As she’s saying this, Sue’s thinking so fast that she doesn’t even realize how much her head has begun to hurt. It’s like the worst hangover of her life multiplied by twelve and stacked on top of a neutron bomb of a sinus headache. She thinks of Jeff Tatum and Marilyn, and how they are only hollow shells, clumsy pawns before the resurrecting power of the route. How Jeff spoke to her in the same tone, the same voice as the one on the cell phone, his human attributes swallowed and digested by the relentless black onslaught of the force that drove him: Isaac Hamilton.

“But the bodies always take on your personality. They speak with your voice. They’re like empty shells. They come back not knowing they’re dead until they feel you within them. Even then they might not know it—until you take over.”

“That’s exactly right.”

Of course it is, she thinks. Dear God, how do I know all this?

Her prescience doesn’t seem to bother the voice on the other end. If anything he sounds delighted that she has finally arrived at the true significance of the route and her role in it. “Very impressive, Susan. You’ve come a long way tonight, both literally and figuratively. Daylight is almost in view. There’s just one more thing we need to talk about.”

She knows. “The Engineer.”

“Yes.”

“What about him?”

The voice purrs. “You tell me.”

“Who was he,” she asks, “really?”

“I believe I’ve already answered that question.”

She doesn’t say anything.

“Think, Susan. What I just told you.”

She casts her mind back, reviewing everything he said up till now, and comes up with nothing.

Let your mind go blank. Try not to think.

She draws away, allowing her thoughts to come unfocused. Given her current psychological exhaustion, this isn’t difficult. Abruptly, out of nowhere, she finds herself thinking about Gideon Winter, about the Engineer. Then she sees it.

“He was your first.”

“Good, Susan.”

“The very first man you killed when you came back to the States,” she says, “what was his name, Gideon Winter? He was a railway engineer.”

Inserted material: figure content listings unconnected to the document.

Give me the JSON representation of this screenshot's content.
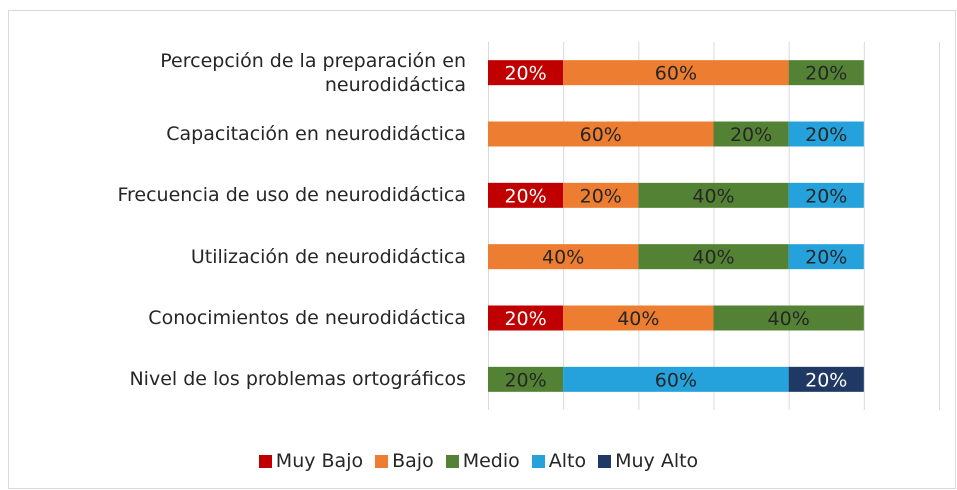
{
  "chart_data": {
    "type": "stacked_barh",
    "categories": [
      "Percepción de la preparación en neurodidáctica",
      "Capacitación en neurodidáctica",
      "Frecuencia de uso de neurodidáctica",
      "Utilización de neurodidáctica",
      "Conocimientos de neurodidáctica",
      "Nivel de los problemas ortográficos"
    ],
    "series": [
      {
        "name": "Muy Bajo",
        "color": "#c00000",
        "label_color": "#ffffff",
        "values": [
          20,
          0,
          20,
          0,
          20,
          0
        ],
        "value_labels": [
          "20%",
          null,
          "20%",
          null,
          "20%",
          null
        ]
      },
      {
        "name": "Bajo",
        "color": "#ed7d31",
        "label_color": "#262626",
        "values": [
          60,
          60,
          20,
          40,
          40,
          0
        ],
        "value_labels": [
          "60%",
          "60%",
          "20%",
          "40%",
          "40%",
          null
        ]
      },
      {
        "name": "Medio",
        "color": "#548235",
        "label_color": "#262626",
        "values": [
          20,
          20,
          40,
          40,
          40,
          20
        ],
        "value_labels": [
          "20%",
          "20%",
          "40%",
          "40%",
          "40%",
          "20%"
        ]
      },
      {
        "name": "Alto",
        "color": "#25a2db",
        "label_color": "#262626",
        "values": [
          0,
          20,
          20,
          20,
          0,
          60
        ],
        "value_labels": [
          null,
          "20%",
          "20%",
          "20%",
          null,
          "60%"
        ]
      },
      {
        "name": "Muy Alto",
        "color": "#1f3864",
        "label_color": "#ffffff",
        "values": [
          0,
          0,
          0,
          0,
          0,
          20
        ],
        "value_labels": [
          null,
          null,
          null,
          null,
          null,
          "20%"
        ]
      }
    ],
    "xlim": [
      0,
      120
    ],
    "xticks": [
      0,
      20,
      40,
      60,
      80,
      100,
      120
    ],
    "grid": true,
    "legend": "bottom"
  }
}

“A private joke of mine. There were no railroads then. The ironic thing is that Gideon Winter was never an ‘engineer’—that was merely one of the many personas that I created for my vessel over these past two centuries.”

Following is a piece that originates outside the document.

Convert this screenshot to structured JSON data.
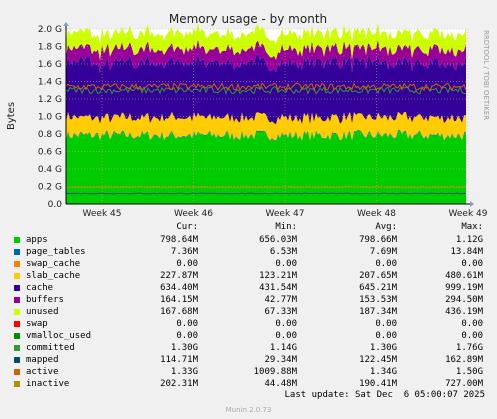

She wants to ask him more, but senses they’ve reached the point in their conversation where he will tell her what he wants. And he does.

“As I said, his older sister Sarah was one of the women from Salem,” the voice says. “The one who suggested cutting my body apart and scattering it through the seven villages.” Hamilton’s smile is evident in his tone of voice, a thin meanness in which there is no spark of humanity. “But she couldn’t let it be. She was obsessed. When she saw how the towns were sprouting up where I’d been buried, she thought about her brother, poor Gideon, lying in the cold ground. And she was seized by an idea—the notion that whatever force had animated her brother’s murderer might be used to return Gideon from death itself.”

“Whoever gave her that idea?” Sue says.

“Ah.” He laughs. “I wish I could take credit for that, Susan. But as you no doubt have come to realize by now, I have no particular power over the living, only the dead.”